Birmanie : Aung San Suu Kyi privée de liberté pour 18 mois de plus
"La dirigeante de l'opposition birmane Aung San Suu Kyi a été condamnée mardi à 18 mois supplémentaires d'assignation à résidence, ce qui l'exclut du paysage politique en vue des élections fixées à 2010 par le régime militaire.
La sentence, prononcée à l'encontre de la
lauréate du prix Nobel de la paix dans l'enceinte de la prison d'Insein, au nord de Rangoun, a entraîné de vives réactions internationales, ainsi que des menaces de nouvelles sanctions européennes.
Le Conseil de sécurité des Nations unies était réuni depuis 15H00 (19H00 GMT) pour débattre de cette condamnation.
Un tribunal spécial a reconnu Mme Suu Kyi coupable d'avoir violé les termes régissant depuis 2003 son assignation à résidence et l'a condamnée à trois ans de prison et de travaux forcés, mais sa peine a été commuée en 18 mois de résidence surveillée.
Mme Suu Kyi, 64 ans, était accusée d'avoir brièvement hébergé en mai un Américain, John Yettaw, qui s'était invité chez elle après avoir nagé jusqu'à son domicile, au bord d'un lac.
"Merci pour le verdict", a déclaré Mme Suu Kyi, sur un ton sarcastique, à la lecture de la condamnation.
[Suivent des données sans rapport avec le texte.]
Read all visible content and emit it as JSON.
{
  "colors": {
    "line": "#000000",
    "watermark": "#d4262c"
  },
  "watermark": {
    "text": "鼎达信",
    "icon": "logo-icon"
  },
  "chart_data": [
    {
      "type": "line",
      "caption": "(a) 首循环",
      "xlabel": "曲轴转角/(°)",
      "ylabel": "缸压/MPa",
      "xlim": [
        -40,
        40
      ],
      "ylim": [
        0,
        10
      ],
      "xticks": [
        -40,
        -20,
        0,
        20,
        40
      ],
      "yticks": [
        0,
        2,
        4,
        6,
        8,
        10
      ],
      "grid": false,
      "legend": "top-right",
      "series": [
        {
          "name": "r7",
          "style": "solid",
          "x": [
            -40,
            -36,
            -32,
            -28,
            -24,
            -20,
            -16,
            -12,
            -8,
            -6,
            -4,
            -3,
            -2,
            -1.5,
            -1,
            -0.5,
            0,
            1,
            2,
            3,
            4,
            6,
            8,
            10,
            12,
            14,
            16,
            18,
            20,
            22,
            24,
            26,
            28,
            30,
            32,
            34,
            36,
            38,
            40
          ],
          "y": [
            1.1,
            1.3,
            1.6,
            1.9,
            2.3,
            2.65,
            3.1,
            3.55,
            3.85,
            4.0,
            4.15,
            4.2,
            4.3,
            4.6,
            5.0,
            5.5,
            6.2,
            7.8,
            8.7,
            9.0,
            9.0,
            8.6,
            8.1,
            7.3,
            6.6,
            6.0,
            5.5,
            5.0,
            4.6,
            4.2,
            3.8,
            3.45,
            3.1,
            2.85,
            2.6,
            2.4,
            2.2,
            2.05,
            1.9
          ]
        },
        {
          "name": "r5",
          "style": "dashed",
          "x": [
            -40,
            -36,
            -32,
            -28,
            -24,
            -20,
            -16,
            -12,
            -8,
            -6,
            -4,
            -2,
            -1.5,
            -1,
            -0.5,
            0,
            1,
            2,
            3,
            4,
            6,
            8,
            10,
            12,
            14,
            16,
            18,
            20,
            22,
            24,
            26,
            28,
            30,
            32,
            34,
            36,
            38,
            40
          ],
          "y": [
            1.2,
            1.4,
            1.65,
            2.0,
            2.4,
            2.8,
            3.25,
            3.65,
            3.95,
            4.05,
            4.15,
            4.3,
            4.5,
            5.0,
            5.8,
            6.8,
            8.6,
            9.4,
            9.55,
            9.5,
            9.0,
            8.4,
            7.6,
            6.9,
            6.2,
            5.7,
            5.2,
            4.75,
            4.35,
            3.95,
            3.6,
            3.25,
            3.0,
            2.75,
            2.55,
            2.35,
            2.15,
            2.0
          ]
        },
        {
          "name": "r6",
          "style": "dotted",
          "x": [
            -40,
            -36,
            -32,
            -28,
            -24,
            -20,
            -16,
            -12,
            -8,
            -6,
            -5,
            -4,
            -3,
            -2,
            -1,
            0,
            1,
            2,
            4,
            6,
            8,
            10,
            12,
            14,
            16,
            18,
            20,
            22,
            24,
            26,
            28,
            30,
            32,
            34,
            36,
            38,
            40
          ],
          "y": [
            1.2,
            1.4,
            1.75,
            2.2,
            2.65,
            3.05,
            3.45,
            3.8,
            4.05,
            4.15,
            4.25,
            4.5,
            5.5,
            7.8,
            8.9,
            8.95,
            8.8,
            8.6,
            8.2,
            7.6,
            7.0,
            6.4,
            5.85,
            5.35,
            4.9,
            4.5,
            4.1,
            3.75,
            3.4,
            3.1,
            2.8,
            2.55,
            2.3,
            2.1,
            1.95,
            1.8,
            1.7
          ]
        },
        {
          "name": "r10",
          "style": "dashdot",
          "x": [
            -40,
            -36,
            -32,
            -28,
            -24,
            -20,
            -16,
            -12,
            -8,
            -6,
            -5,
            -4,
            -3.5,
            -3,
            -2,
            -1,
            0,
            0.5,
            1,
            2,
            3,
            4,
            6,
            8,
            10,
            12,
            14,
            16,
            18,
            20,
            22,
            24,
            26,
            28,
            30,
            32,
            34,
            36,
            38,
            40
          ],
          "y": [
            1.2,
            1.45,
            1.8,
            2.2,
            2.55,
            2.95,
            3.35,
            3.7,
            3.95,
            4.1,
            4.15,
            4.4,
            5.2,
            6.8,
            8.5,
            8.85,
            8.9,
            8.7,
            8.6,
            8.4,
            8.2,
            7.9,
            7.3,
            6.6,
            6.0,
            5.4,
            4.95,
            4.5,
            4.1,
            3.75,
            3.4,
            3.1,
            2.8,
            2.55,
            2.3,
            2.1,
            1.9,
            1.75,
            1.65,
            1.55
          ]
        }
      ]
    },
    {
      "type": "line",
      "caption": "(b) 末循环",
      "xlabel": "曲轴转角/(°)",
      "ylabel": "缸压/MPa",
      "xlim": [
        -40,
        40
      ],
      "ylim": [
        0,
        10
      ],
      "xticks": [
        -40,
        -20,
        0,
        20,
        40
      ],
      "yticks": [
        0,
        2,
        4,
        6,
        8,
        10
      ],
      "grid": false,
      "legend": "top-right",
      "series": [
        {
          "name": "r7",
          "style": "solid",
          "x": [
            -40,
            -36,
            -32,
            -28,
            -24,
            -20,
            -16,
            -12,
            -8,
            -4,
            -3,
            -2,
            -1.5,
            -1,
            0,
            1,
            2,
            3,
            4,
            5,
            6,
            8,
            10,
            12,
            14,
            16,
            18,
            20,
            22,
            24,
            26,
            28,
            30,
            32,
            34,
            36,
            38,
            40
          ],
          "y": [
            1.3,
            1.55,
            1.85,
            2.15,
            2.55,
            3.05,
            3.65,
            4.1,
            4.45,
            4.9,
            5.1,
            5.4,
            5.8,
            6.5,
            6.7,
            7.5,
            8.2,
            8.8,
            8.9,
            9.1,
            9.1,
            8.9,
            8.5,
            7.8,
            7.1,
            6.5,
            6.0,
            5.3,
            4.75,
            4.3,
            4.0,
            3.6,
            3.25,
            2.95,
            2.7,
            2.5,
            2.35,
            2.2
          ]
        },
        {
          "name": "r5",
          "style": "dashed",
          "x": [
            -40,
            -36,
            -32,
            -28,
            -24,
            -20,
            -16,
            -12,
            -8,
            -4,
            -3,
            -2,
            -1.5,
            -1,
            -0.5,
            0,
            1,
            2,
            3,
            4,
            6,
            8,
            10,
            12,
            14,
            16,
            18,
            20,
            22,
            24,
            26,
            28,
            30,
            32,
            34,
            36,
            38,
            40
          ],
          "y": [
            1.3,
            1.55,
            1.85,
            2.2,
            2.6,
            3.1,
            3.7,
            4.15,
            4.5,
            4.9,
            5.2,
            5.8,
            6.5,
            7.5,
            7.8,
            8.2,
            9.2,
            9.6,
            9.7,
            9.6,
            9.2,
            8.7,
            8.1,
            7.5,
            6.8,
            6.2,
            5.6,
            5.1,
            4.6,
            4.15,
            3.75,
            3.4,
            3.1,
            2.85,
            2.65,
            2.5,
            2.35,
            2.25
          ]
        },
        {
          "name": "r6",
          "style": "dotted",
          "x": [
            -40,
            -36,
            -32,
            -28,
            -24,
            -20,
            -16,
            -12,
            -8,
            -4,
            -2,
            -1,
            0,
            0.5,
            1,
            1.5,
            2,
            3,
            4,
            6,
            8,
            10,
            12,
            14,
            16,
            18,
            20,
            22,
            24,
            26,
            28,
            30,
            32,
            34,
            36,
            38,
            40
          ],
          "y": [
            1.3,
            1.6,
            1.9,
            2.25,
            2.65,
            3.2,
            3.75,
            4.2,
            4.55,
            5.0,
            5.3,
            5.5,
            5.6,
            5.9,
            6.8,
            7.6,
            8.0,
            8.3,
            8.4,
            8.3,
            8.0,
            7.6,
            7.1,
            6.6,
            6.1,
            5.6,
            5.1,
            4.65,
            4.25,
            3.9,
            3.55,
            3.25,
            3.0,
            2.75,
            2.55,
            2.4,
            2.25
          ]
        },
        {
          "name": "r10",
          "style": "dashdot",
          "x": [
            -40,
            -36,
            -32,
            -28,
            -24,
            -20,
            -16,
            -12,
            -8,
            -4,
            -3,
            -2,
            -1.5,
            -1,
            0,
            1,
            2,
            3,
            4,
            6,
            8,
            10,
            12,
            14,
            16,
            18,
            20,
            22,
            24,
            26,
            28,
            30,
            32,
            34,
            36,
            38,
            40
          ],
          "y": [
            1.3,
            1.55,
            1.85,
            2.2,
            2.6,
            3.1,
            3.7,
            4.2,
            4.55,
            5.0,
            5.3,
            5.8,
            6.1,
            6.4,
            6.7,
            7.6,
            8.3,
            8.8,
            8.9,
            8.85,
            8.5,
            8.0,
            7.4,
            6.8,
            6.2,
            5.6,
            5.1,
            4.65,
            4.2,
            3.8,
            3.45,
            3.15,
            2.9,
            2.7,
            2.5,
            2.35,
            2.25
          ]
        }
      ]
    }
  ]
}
Elle portait une tenue traditionnelle birmane mêlant le rose et le gris clair, et son visage semblait fermé, selon une journaliste de l'AFP présente au tribunal.
Le ministre birman des Affaires intérieures, le général Maung Oo, a ensuite fait une entrée surprise à la Cour et annoncé que Than Shwe, numéro un de la junte, avait signé un décret commuant la peine de prison en résidence surveillée.
Il n'a pas exclu que la peine soit encore réduite si Mme Suu Kyi se comportait bien.
De son côté, John Yettaw, mormon de 54 ans à l'origine de la mise en accusation de l'opposante, a été condamné à sept ans de prison et de travaux forcés. Il a écopé de trois ans pour avoir enfreint des lois sécuritaires, trois ans pour violations des lois sur l'immigration et d'un an pour avoir nagé illégalement dans un lac de Rangoun.
M. Yettaw a souffert de plusieurs crises d'épilepsie au cours de la semaine écoulée et n'a quitté l'hôpital que lundi soir, selon des responsables birmans.
La figure de proue de l'opposition birmane a été reconduite dans l'après-midi à son domicile, sous haute sécurité.
Ses deux dames de compagnie ont écopé de la même peine qu'elle. Toutes trois étaient passibles de cinq ans de prison et le régime a voulu donner l'impression qu'il tenait compte des appels internationaux et qu'il était prêt à faire preuve de clémence, ont estimé des analystes.
Mme Suu Kyi, secrétaire générale de la Ligue nationale pour la démocratie (LND, principal parti d'opposition en Birmanie), a été maintenue en isolement pendant 14 des 20 dernières années.
Les réactions internationales n'ont pas tardé et la plupart des gouvernements ont estimé que les élections de 2010 n'auraient aucune crédibilité sans sa participation.
Le secrétaire général de l'ONU Ban Ki-moon, qui s'était rendu début juillet en Birmanie, s'est déclaré "profondément déçu" par le verdict et a enjoint la junte de considérer enfin Mme Suu Kyi comme une "actrice essentielle" du jeu politique.
Le président américain, Barack Obama, a qualifié d'"injuste" la condamnation de l'opposante et a appelé à sa libération "immédiate et sans condition". Sa secrétaire d'Etat, Hillary Clinton, a estimé qu'elle "n'aurait pas dû être jugée et condamnée".
Tous deux se sont aussi émus du sort de John Yettaw, dont le département d'Etat a qualifié la peine de "cruelle" et "excessive".
Le président français Nicolas Sarkozy a qualifié le verdict de "brutal" et d'"injuste". Le gouvernement canadien a estimé que la junte était mue par un "désir de vengeance" à l'encontre de l'opposante.
La présidence suédoise de l'Union européenne (UE) a réclamé la "libération immédiate et sans conditions" de Mme Suu Kyi et annoncé son intention de prendre de "nouvelles mesures ciblées" à l'encontre du régime birman.
La Birmanie est depuis plus d'une décennie sous le coup de sanctions européennes et américaines, renforcées après l'écrasement de la révolte des moines bouddhistes en 2007."